The Owyhee is an escape from typical river running. Not only is it an escape from the modern world, but it is also an escape from the escape. Even if you only experience it once in a lifetime, the sheer wildness of the Owyhee Canyonlands is something any wilderness enthusiast would cherish. A rafting trip in the upper stretches will be relentlessly trying – it is extremely rare to float the East Fork with only one portage, as it is much more likely to battle low water than big water. On our trip, we faced rain, snow, bitter wind, portages, and lining. We were rewarded with Mountain Sheep viewing in the sunshine at a place aptly named on a BLM map “Heaven’s Window.”

Jon Green Floating Through Lambert Gorge photo: Shane Moser

Don’t come without an adventurous spirit, but if you want to see ‘The West’ in its rawest form, please do come to Idaho’s Southwestern high desert. Your best chances for good rafting flows are between mid-April and the beginning of June. And the trip doesn’t have to last 17 days… Wilderness River Outfitters offers guided trips on different segments of the river, breaking the Owyhee into several shorter multi-day trips rather than one long one – all the way to the reservoir if you so choose.
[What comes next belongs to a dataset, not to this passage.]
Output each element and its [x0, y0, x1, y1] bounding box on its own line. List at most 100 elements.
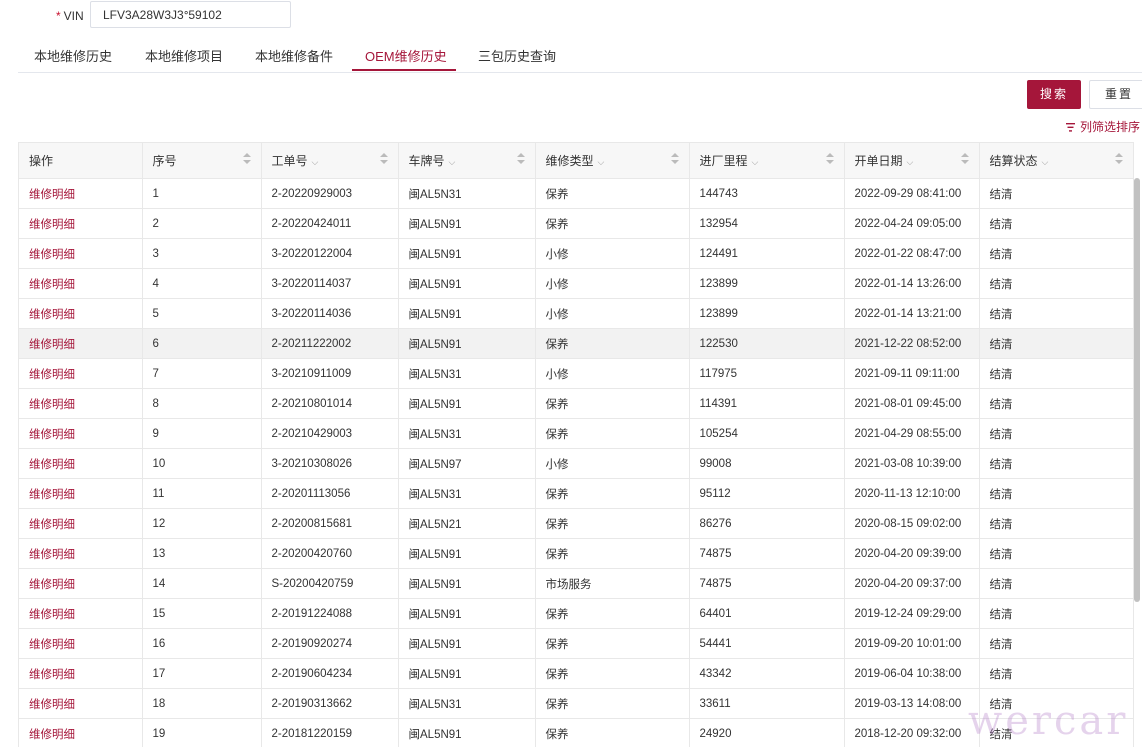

WRO also runs the Jarbidge/Bruneau segments, which typically run a week to a month later on in the season than does the Upper Owyhee. If you can be flexible with timing when booking such a trip, we can wait for the water and run custom trips when best timing presents itself.

On an important side note, the watersheds of the Owyhee and Jarbidge/Bruneau historically held runs of native spawning Salmon and Steelhead. Dams have long since caused the extinction of those native runs of Idaho’s lifeblood, threatening the entire infrastructure of every ecosystem that used to hold spawning waters for the anadromous fish. If you understand anything about the natural cycle of Salmon and Steelhead, or the hydrologic cycle in the desert – or both – you will find it remarkable that there were actually strains of Pacific Salmon and Steelhead that made their way up the Columbia and Snake Rivers to spawn in the muddy, sandy tributaries of Idaho’s desert rivers. Even if you don’t understand much about the natural cycle, you may be interested in helping bring our wild runs back. Please check out “Running the Gauntlet,” a PBS documentary put together by an Idaho river guide.